As Lance-Corporal Jones would say… Panicking is just about the worst thing you could do and will result in you overspending on some mad buy that the recipient won’t even like. Keep yourself calm by listening to classical music as you walk around the shops and if you’re naturally quite nervous, avoid large crowds or anything else that will cause you to get stressed during your shopping trip.
MAKE A PLAN
It’s better to sit down for half an hour and do some research on gifts, and the area you want to shop in, than it is to rush out of the house in a mad rush, with absolutely no plan formulated for your shopping trip. By researching where to buy certain items, when to buy them and ensuring that they won’t be sold out when you get to the shop – you’ll save yourself a hell of a lot of hassle.
PREPARE FOR A FIGHT
The fact is the best value gifts will always be the ones that are most sought after and to get them at such short notice is incredibly difficult. You might not be literally fighting over the PS4s in the store but you’ll almost certainly have run-ins with other customers, passengers on public transport and jobsworth shop assistants. The way to deal with all of this… as that hackneyed old maxim states; ‘Keep calm and carry on.’
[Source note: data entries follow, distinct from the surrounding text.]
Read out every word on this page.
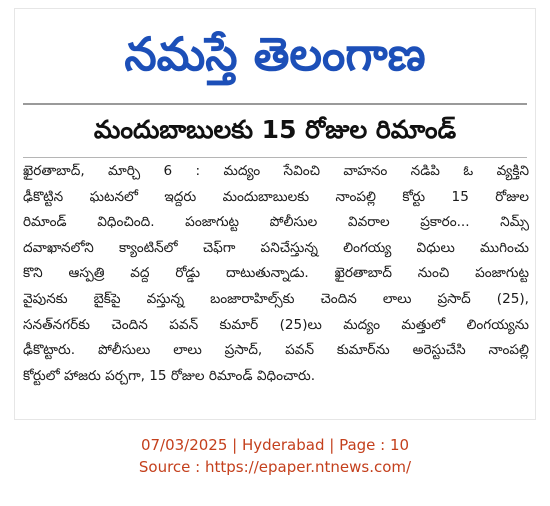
నమస్తే తెలంగాణ
మందుబాబులకు 15 రోజుల రిమాండ్
ఖైరతాబాద్, మార్చి 6 : మద్యం సేవించి వాహనం నడిపి ఓ వ్యక్తిని
ఢీకొట్టిన ఘటనలో ఇద్దరు మందుబాబులకు నాంపల్లి కోర్టు 15 రోజుల
రిమాండ్ విధించింది. పంజాగుట్ట పోలీసుల వివరాల ప్రకారం... నిమ్స్
దవాఖానలోని క్యాంటిన్‌లో చెఫ్‌గా పనిచేస్తున్న లింగయ్య విధులు ముగించు
కొని ఆస్పత్రి వద్ద రోడ్డు దాటుతున్నాడు. ఖైరతాబాద్ నుంచి పంజాగుట్ట
వైపునకు బైక్‌పై వస్తున్న బంజారాహిల్స్‌కు చెందిన లాలు ప్రసాద్ (25),
సనత్‌నగర్‌కు చెందిన పవన్ కుమార్ (25)లు మద్యం మత్తులో లింగయ్యను
ఢీకొట్టారు. పోలీసులు లాలు ప్రసాద్, పవన్ కుమార్‌ను అరెస్టుచేసి నాంపల్లి
కోర్టులో హాజరు పర్చగా, 15 రోజుల రిమాండ్ విధించారు.
07/03/2025 | Hyderabad | Page : 10
Source : https://epaper.ntnews.com/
SCOUT OUT AN AREA FOR SHOPPING
If you know London at all you’ll know that Oxford Street is the last place you want to go to do your Christmas Shopping. Most people, if they’re based in London will have special areas that they’ll try to go to for their Christmas shopping. Kingston is a personal favourite; the outer-London borough is perfect for shopping that isn’t overly specific and everything is close together, enabling you to nip in and out of shops with comparative ease. If, of course, you’re shopping outside of London – you can consider yourself to be very lucky indeed.
If you have a friend or family member who has already done their Christmas shopping, they may well provide good moral – and practical – support when you’re out and about. They won’t be feeling the stress and pressure that you’re feeling, so they’ll be able to offer objective advice about what you should and shouldn’t be buying. If you’re using public transport which is very likely if you’re shopping in London or other big cities, they’ll also be able to help you carry all the gifts.